We ventured through the lush garden, barely acknowledging the groundskeeper as he whistled while he worked. Jewel-like hummingbirds flitted about flowers in the distance, yet they scattered before we could approach too closely. So did butterflies, deer, rabbits, and gorillas. It was when a score of skunks slinked away that I wondered if these creatures held some vendetta against us.

“You know, Blueblood,” I remarked as a flamingo fled from our presence, “perhaps I should keep an animal of some sort as a companion, if not a familiar. Sister Dearest has that boisterous bonfire bird, and Twilight Sparkle has the miniature dragon fellow. In fact, I would not be surprised if Mi Amore Cadenza has found ownership of some little yapping dog. Therefore, why should I not be entitled to the same comfort?”

“You can get whatever you want,” he said, shying away from the edge of the nearby pond. “I honestly prefer flora to fauna. Wouldn’t you prefer a pet rose?”

“Roses are adequate,” I replied dismissively. “But removing their treacherous thorns is no small feat, and after the attire I received at the Summer Sun Celebration I see no need for extras. There is also the fact that I am unfamiliar with other varieties of quality flowers, aside from their culinary value.”

“In that case, why not simply keep the reticulated python as a pet?”

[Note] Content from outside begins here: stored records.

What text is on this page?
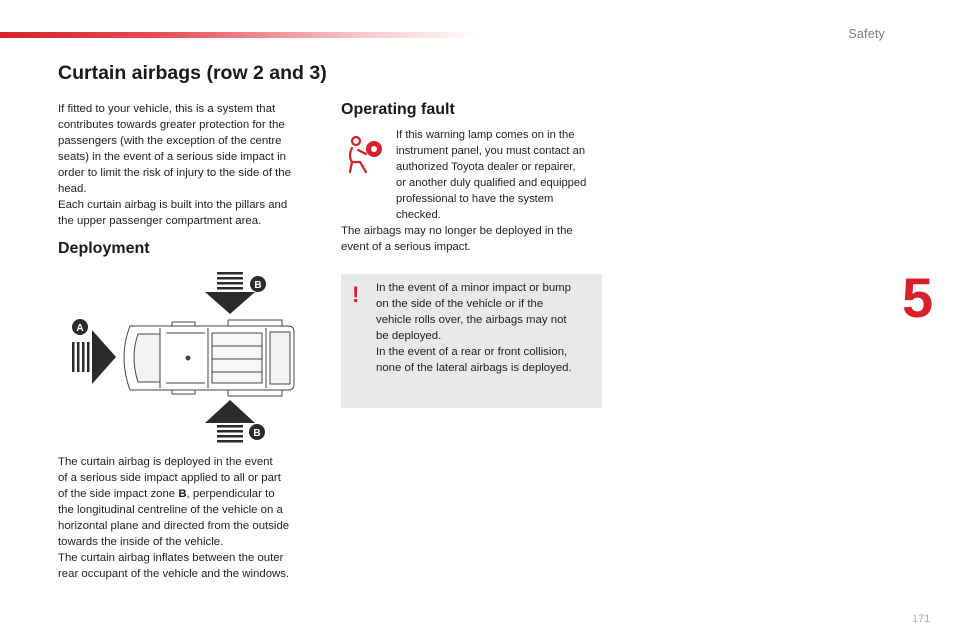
Safety
5
Curtain airbags (row 2 and 3)

If fitted to your vehicle, this is a system that

contributes towards greater protection for the

passengers (with the exception of the centre

seats) in the event of a serious side impact in

order to limit the risk of injury to the side of the

head.

Each curtain airbag is built into the pillars and

the upper passenger compartment area.

Deployment
B
B
A

The curtain airbag is deployed in the event

of a serious side impact applied to all or part

of the side impact zone B, perpendicular to

the longitudinal centreline of the vehicle on a

horizontal plane and directed from the outside

towards the inside of the vehicle.

The curtain airbag inflates between the outer

rear occupant of the vehicle and the windows.

Operating fault

If this warning lamp comes on in the

instrument panel, you must contact an

authorized Toyota dealer or repairer,

or another duly qualified and equipped

professional to have the system

checked.

The airbags may no longer be deployed in the

event of a serious impact.

! In the event of a minor impact or bump

on the side of the vehicle or if the

vehicle rolls over, the airbags may not

be deployed.

In the event of a rear or front collision,

none of the lateral airbags is deployed.

171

“Are you mad?” I barked. “Only successful tyrants are permitted snakes for pets! I shall not allow myself to indulge in such a luxury until I have accomplished my endeavor.”

Mercifully, he was silent for the rest of our walk.

We crossed from one side of the menagerie to the other fruitlessly, for no animals save the bats could bear to remain in our vicinity. Returning to the Bat Cave with empty hooves was no easy thing to swallow, but I suppose it is for the best. We did not have the good fortune to encounter a reticulated python, but nor did we have the displeasure of facing a sneeze-inducing lion. Perhaps I should arrange an expedition to wherever reticulated pythons live? This may be a sign that I must venture from the palace more often.